1. Bangunan berbentuk simetris


Prinsip bangunan pada masa periodesasi keitga yaitu menggunakan bentuk bangunan
yang simetris. Pada beberapa bangunan bahkan menggunakan bentuk yang simetris
pada denah.
2. Terdapat dormer
Dormer adalah solusi dari arsitektur colonial Belanda untuk mengatasi penghawaan
bangunan. Hal ini menjadikan aliran udara yang masuk ke dalam bangunan bisa efektif.
3. Terdapat serambi di sepanjang bangunan
Tujuan dari serambi ini adalah sebagai ruang transisi penahan air hujan karena di
Indonesia memiliki 2 musim. Hal ini mengakibatkan curah hujan di Indonesia tinggi.
Dengan adanya serambi, air hujan tidak langsung masuk ke ruangan di dalam bangunan.
4. Penggunaan Gewel pada fasad
Gewel sudah digunakan pada arsitektur Belanda. Namun pada masa ini penggunaan
gewel sudag mulai beradaptasi dengan arsitektur yang ada di Indonesia. Jenis gewel
yang digunakan bermacam-macam, namun pada umumnya gewel yang digunakan
berbentuk segitiga.
5. Mempunyai menara
Menara pada bangunan berfungsi sebagai masuknya aliran udara sehingga bangunan
bisa menjadi semakin sejuk. Selain itu menara juga berfungsi untuk estetika desain.

Contoh arsitektur yang ada pada masa periodesasi III antara lain sebagai berikut.

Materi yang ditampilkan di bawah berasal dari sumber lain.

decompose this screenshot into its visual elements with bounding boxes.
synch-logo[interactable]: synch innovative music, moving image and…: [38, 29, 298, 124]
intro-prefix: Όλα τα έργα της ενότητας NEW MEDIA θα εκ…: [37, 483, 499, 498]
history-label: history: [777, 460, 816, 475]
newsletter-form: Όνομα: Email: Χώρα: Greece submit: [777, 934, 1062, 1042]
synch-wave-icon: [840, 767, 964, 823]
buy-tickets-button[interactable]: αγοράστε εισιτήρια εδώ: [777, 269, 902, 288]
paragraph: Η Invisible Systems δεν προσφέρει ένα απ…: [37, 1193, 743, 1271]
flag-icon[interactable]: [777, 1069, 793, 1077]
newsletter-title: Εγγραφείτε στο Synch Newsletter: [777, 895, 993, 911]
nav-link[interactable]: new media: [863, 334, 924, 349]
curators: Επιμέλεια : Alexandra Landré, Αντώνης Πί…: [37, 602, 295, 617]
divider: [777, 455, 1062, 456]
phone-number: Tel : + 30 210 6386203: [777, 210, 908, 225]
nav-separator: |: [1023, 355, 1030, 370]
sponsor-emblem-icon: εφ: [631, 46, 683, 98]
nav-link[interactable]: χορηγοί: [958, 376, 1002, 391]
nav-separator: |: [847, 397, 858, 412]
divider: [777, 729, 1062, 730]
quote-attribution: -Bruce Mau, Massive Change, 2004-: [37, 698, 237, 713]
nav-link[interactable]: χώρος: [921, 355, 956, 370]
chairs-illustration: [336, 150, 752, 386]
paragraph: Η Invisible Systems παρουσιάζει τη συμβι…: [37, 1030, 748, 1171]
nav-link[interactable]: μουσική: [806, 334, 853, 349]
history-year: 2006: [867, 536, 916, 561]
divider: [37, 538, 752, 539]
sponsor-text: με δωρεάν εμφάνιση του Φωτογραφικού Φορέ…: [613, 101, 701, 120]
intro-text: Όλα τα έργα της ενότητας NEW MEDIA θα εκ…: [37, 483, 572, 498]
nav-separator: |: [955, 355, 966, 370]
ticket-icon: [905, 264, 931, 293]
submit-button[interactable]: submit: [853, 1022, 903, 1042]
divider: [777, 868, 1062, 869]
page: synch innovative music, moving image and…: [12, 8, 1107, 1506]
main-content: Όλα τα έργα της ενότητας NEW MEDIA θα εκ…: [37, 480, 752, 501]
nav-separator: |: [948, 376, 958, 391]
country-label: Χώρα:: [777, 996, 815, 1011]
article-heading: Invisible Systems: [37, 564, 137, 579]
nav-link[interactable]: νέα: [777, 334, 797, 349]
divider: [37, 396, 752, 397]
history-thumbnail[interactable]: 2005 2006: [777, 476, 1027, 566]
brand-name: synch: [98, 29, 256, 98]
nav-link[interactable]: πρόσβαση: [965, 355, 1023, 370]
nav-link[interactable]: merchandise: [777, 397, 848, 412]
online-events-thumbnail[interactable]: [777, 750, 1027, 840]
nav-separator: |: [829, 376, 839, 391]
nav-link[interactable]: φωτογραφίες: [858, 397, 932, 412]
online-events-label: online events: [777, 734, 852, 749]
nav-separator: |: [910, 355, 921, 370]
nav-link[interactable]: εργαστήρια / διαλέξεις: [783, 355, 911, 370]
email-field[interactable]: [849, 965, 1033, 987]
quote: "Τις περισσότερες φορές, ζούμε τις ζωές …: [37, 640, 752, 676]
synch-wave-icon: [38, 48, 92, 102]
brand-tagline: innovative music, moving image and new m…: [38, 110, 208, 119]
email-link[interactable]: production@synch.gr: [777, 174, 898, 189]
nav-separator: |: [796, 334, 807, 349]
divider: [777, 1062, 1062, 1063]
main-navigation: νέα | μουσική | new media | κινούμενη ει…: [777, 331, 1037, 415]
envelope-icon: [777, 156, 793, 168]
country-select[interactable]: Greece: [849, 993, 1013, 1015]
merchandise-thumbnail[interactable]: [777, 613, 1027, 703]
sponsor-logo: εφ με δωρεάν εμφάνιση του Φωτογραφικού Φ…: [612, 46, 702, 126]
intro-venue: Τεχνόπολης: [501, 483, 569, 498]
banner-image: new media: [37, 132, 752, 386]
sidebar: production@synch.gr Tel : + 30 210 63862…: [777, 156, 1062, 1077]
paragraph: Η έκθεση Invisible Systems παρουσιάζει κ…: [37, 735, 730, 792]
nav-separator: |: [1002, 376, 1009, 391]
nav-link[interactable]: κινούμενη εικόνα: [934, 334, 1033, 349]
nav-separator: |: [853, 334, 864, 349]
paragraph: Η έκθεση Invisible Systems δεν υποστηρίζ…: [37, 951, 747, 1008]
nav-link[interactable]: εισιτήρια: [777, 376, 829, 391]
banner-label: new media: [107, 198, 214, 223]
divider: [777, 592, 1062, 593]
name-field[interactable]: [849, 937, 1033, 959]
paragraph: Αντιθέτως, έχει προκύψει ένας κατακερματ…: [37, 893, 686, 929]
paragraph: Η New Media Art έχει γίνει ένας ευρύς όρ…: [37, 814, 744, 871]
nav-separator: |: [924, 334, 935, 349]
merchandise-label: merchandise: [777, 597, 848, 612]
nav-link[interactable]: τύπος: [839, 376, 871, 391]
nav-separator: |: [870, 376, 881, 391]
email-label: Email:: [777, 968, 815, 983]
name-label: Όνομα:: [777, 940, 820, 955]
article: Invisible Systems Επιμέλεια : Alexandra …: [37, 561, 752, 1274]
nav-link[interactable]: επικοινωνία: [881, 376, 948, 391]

1. Arsitektur Kolonial Kantor Pos, Medan

https://id.wikipedia.org/wiki/Kantor_Pos_Medan
Medan pada masa periodesasi III semakin berkembang pesat setelah perkebunan menjadi
usaha utamanya. Tembakau yang merupakan hasil perkebunan yang ada di Medan ini menjadi
semakin banyak dikenal oleh masyarakat. Selain itu tembakau Medan ini berkualitas sehingga
terkenal ke seluruh Eropa. Untuk mendukung kegiatan operasional tersebut dibutuhkan kantor
agar kegiatan menjadi semakin efektif. Kemajuan perusahaan tembakau tersebut menjadikan
munculnya gedung Kantor Pos Besar Medan. Terdapat ukiran tulisan ‘ANNO 1911’ di bagian
atas samping kiri dan kanan pada bangunan yang menjadi bukti lahirnya bangunan ini. ‘ANNO
1911’ berarti ‘Tahun 1911’ yaitu tahun dibangunnya kantor pos di Medan ini. Arsitek yang
merancang bangunan kantor pos ini adalah Snuyf. Pembangunan dimulai pada 1909 hingga
1911. Di bagian pintu masuk utama terdapat ukiran logo merpati. Ukiran geometris yang ada
pada gedung pos ini bergaya tempo dulu. Selain itu terdapat ukiran terompet khas Belanda.

2. Lawing Sewu

https://id.wikipedia.org/wiki/Lawang_Sewu

Lawang Sewu merupakan Bahasa Jawa dari seribu pintu. Hal ini dikarenakan bangunan
ini memiliki pintu yang banyak walaupun tidak sampai seribu pintu, namun sebanyak 429 buah.
Bangunan ini didirikan pada 1904 dan selesai pada 1907. Direksi NIS (Nederlands Indische
Spoorweg Maatschappj) yang merupakan kantor pusat perusahaan kereta api swasta milik
Belanda ini dirancang oleh Prof. Jacob F. klinkhamer dan B. J. Quendag. Awalnya bangunan
berfungsi sebagai kantor pusat perusahaan kereta api. Gedung utama Lawang sewu memiliki tiga
lantai dan memiliki dua sayap yang melebar ke bagian kanan dan kiri. Terdapat tangga besar
yang membentang di dalam gedung. Di antara tangga terdapat kaca gelas dengan ukuran yang
cukup besar dengan gambar wanita muda Belanda. Bentuk pintu, jendela, dan bentuk bangunan
masih mengambil ciri khas dari arsitektur Belanda.